This month’s PGSQLPhriday
event is about UUId thanks to
my post calling for a fight debate on the topic.
I will answer a question a friend developer asked me: “What is the best when we need a primary key? UUID, CUID, or TSID?”
TL;DR: please don’t π
The answer is: “It depends!” Yes, it’s a running joke amongst consultants: you can always answer all customers’ questions with an “it depends”. The reason for that is simple: if the answer was obvious, you wouldn’t need the consultant!
Definitions π
First, let’s make sure we understand the different notions here:
UUID: According to Wikipedia, " A universally unique identifier (UUID) is a 128-bit label used for information in computer systems. The term globally unique identifier (GUID) is also used. When generated according to the standard methods, UUIDs are, for practical purposes, unique. Their uniqueness does not depend on a central registration authority or coordination between the parties generating them, unlike most other numbering schemes. While the probability that a UUID will be duplicated is not zero, it is generally considered close enough to zero to be negligible."
CUID: According to the cuid2 project (the cuid project is deprecated), “Modern web applications have different requirements than applications written in the early days of GUID (globally unique identifiers) and UUIDs (universally unique identifiers). In particular, Cuid2 aims to provide stronger uniqueness guarantees that any existing GUID or UUID implementation and protects against leaking any information about the data being referenced, or the system that generated the id.”

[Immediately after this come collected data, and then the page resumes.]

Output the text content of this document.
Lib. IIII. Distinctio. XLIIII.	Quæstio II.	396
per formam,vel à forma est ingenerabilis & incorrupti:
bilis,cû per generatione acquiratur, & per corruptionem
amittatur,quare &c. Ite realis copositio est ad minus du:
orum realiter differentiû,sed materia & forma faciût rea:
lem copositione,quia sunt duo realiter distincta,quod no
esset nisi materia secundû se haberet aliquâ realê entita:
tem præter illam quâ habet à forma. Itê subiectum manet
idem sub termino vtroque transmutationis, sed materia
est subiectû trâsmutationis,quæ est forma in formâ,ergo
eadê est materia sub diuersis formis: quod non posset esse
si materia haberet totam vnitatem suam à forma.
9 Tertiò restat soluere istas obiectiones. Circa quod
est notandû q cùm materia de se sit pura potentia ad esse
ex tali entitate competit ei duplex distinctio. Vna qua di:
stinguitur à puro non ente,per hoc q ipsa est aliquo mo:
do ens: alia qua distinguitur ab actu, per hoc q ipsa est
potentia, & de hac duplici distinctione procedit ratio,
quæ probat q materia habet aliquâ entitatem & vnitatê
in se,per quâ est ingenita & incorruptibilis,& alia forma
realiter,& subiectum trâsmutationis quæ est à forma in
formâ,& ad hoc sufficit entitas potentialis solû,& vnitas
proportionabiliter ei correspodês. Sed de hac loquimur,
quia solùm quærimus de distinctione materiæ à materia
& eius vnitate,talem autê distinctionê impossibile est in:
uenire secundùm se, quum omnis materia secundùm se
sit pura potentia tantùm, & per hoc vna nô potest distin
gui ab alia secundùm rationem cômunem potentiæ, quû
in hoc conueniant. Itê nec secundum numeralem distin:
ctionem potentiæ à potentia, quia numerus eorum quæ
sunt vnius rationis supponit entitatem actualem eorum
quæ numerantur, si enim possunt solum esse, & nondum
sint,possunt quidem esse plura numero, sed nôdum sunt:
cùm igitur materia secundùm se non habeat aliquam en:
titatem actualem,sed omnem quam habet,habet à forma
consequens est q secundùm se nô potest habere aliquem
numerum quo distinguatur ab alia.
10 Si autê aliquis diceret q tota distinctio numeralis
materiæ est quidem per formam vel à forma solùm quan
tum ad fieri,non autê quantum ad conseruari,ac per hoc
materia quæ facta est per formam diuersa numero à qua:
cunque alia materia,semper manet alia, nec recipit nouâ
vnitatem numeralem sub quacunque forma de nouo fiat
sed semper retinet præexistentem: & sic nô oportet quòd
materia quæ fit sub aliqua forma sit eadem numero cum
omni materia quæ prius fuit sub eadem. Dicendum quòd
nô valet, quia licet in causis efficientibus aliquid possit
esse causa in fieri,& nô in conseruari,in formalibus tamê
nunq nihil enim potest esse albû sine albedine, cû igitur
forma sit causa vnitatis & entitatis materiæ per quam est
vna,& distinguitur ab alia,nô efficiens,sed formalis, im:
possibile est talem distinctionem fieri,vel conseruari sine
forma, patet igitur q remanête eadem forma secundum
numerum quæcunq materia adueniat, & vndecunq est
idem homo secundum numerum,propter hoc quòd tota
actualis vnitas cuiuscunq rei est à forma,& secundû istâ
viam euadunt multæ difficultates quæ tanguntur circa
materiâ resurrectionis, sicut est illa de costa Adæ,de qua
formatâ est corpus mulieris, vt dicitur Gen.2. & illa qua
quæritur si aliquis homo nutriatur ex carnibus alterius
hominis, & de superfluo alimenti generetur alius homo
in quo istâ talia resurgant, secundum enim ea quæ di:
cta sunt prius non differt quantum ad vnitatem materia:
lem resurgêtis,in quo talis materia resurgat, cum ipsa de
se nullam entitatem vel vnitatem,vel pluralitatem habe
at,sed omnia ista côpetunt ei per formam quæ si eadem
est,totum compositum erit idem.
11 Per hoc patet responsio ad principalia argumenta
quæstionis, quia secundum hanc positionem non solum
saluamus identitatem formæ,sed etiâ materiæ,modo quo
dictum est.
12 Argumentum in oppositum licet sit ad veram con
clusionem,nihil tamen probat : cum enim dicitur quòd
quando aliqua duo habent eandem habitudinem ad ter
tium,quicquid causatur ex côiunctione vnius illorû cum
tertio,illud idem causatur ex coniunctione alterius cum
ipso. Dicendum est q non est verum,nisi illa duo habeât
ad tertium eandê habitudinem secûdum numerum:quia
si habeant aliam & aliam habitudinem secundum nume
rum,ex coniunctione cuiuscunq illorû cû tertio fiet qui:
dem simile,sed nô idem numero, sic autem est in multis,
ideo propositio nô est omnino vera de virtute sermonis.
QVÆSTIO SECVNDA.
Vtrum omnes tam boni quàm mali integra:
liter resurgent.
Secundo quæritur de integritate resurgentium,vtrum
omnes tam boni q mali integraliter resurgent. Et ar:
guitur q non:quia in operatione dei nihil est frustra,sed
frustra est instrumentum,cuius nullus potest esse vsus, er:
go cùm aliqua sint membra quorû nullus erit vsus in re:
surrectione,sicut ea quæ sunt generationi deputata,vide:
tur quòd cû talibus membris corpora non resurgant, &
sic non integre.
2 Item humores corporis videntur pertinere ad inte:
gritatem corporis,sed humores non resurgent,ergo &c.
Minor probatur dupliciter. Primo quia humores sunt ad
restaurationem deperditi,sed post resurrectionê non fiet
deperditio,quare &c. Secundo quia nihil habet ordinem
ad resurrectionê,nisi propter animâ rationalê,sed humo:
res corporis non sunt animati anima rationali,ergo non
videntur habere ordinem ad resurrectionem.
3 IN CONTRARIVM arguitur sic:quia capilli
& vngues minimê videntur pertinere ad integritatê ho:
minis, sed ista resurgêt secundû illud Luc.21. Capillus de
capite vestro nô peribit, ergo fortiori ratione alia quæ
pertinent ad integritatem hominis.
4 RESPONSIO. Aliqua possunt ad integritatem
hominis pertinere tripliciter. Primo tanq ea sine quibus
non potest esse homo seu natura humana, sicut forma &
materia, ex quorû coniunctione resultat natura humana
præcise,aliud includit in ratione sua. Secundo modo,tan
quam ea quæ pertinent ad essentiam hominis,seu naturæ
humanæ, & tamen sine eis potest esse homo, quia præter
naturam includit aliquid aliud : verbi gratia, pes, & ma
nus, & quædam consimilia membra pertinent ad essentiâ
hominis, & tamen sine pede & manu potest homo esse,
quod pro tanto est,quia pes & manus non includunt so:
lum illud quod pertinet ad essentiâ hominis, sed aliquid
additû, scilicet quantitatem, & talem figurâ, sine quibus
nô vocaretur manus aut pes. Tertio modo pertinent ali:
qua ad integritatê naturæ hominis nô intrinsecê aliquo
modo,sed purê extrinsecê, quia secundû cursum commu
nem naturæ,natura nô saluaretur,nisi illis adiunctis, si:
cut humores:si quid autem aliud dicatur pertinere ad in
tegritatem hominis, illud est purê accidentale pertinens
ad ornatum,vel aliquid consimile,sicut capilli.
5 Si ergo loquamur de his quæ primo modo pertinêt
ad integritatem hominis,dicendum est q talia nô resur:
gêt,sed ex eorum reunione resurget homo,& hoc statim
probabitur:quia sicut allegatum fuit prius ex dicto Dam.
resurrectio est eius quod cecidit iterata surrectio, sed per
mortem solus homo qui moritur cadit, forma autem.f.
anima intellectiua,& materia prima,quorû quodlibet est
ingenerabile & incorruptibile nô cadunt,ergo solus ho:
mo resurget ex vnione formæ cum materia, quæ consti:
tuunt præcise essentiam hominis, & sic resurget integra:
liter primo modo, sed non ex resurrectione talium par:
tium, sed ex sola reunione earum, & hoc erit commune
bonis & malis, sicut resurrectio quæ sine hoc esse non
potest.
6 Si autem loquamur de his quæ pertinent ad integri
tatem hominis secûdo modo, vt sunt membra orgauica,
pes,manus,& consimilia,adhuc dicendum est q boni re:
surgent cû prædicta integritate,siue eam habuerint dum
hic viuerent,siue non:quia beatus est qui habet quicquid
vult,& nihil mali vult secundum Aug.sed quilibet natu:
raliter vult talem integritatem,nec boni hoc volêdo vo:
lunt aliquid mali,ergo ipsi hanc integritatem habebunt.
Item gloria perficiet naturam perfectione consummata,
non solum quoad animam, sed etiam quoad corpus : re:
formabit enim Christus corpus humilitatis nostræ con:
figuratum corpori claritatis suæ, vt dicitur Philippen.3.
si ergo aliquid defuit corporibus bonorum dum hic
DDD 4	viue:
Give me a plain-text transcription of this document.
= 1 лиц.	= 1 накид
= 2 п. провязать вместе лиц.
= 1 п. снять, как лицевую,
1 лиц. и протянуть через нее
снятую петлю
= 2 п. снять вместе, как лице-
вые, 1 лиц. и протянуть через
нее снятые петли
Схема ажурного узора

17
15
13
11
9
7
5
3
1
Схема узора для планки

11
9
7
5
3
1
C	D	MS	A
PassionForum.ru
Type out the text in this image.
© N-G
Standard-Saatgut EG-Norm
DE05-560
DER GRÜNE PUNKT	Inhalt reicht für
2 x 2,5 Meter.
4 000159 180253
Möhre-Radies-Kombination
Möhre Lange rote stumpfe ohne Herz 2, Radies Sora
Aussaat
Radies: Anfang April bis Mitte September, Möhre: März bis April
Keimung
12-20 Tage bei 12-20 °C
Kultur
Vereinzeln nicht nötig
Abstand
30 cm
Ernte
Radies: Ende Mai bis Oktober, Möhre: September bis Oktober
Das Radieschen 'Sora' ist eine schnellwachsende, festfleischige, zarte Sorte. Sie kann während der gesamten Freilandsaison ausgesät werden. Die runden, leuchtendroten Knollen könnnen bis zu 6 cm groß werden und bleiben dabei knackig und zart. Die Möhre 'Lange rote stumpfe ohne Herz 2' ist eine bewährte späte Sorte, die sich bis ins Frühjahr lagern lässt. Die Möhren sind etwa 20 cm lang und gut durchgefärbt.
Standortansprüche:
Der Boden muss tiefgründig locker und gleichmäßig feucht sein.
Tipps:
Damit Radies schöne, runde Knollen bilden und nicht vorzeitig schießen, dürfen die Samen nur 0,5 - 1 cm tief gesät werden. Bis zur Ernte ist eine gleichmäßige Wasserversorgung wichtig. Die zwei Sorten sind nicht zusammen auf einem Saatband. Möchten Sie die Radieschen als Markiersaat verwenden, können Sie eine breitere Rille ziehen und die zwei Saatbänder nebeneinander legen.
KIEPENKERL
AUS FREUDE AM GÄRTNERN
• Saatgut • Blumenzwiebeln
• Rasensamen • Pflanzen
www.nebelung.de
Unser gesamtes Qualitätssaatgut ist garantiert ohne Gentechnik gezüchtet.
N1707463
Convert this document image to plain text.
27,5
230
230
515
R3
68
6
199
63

TSID: According to Vlad Mihalcea, “If you plan to store UUID values in a Primary Key column, then you are better off using a TSID (time-sorted unique identifier).”
My Postgres expert opinion π
I’m a Postgres expert. So, my opinion is only worth what Postgres has to offer. Postgres does not offer natively CUID or TSID but does offer UUID. I’m reluctant to let an application create primary keys because it’s not how it should work. The database is in charge of the primary key, it should be the one generating them.
My opinion on primary keys is very simple: if you care about performance, don’t mess around, model your data, use a “generated always as identity column”, and add a unique constraint on your natural primary key. Don’t play with other pieces of stuff that might blow up in your face if you don’t understand in-depth the implications. Uniqueness (including uniqueness for primary keys) in Postgres is enforced with B-tree indexes. Those indexes are very interesting when the data indexed are sequential. With UUID, CUID you will lose that. You can see in this article from my colleague Tomas how the WAL generated is way higher for UUID than sequenced IDs. Of course, should your workload consist of random updates instead of sequential inserts, then, you won’t have the WAL advantage of using a sequenced ID. Still, a sequenced ID is shorter and lighter to use.
UUID use cases π
Let’s look at the reasons why you might want to use a UUID, CUID, or TSID in the first place:
- you want to generate the IDs in the application and avoid having a central system. With Postgres, this is a moot point. Postgres is a central system and you can’t avoid it.
- the value is random and can be safely used in a UI without having the user guessing other IDs and accessing values they shouldn’t access. Well, secure your access! When a user guesses an identifier and accesses data they shouldn’t, the problem is not that the identifier can be guessed! The problem is the application does not check what the user is allowed to do!
- I couldn’t find another reason, please enlighten me if you have another one. I would be really happy to be proven wrong.
To conclude π
So, in my opinion, there is no valid reason to use UUID, CUID, or TSID with Postgres. As for the “what about when we want to scale horizontally?” question, as Postgres does not scale natively horizontally (unless you want to create the whole system yourself with Foreign Data Wrappers and partitioned tables), my experience is that for more than 90% of the use cases I’ve seen, you don’t need to scale Postgres, because it’s that good that it should perform correctly without scaling, should you take care of it correctly.
Everyone knows the first rule of optimization is “If you’re not an expert, don’t” (and the second one is “If you’re an expert, don’t yet”). I’d say the rule 0 for optimization on an RDBMS is “model your data carefully”.